The day of reckoning - the sell-down begun. Most markets lost a good 20% (from market top) on average. People began telling people "more (subprime) losses are coming" and "it's going to get worse". Fund managers now use "it depends...." more often than usual. This is the "fear" phase.
Are we in the "pessimism" phase? I think, not yet. But I can recall and relate the "SARS days" to that degree of "pessimism" phase, there was then we thought it was the end of the world, and we could die just by catching SARS virus from an infected person.

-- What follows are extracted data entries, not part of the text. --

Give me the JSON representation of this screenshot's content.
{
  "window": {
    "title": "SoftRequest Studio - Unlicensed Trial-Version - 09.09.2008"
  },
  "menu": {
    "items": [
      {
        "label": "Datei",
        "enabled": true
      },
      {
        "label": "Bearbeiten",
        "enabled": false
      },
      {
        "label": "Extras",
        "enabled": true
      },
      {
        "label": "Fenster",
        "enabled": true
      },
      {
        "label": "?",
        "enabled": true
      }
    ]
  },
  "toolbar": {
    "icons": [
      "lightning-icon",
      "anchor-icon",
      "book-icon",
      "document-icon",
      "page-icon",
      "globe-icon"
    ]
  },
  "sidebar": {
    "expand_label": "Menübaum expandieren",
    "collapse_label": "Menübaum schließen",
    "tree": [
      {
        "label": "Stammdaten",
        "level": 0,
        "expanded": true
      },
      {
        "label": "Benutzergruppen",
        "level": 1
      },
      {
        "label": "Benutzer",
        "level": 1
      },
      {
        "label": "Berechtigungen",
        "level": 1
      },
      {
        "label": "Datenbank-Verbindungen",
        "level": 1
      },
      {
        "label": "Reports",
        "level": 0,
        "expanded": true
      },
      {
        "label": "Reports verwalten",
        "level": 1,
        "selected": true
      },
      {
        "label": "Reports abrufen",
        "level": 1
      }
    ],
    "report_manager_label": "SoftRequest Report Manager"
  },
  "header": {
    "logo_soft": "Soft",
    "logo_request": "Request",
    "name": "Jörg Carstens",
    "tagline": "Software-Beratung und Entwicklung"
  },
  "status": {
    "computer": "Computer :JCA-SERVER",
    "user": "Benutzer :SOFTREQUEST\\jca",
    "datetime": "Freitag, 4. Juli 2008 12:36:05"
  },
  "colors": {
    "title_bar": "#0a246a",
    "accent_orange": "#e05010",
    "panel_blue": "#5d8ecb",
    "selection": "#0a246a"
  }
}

I also noticed that a fair number of insiders (CEO, directors, institutional investors etc) do sell out during the "greed" phase and buy in their own company stocks during the "fear" phase.
I will try to post some evidence and examples of such insiders' actions against market's emotional phase, if I can get hold of the data for analysis.
And lastly, what's in-between "greed vs fear"/ "optimism vs pessimism" / "insiders' buy-in vs insiders' sell out" phase? I call it the "boring" range, or fair value phase. I think we are in one now.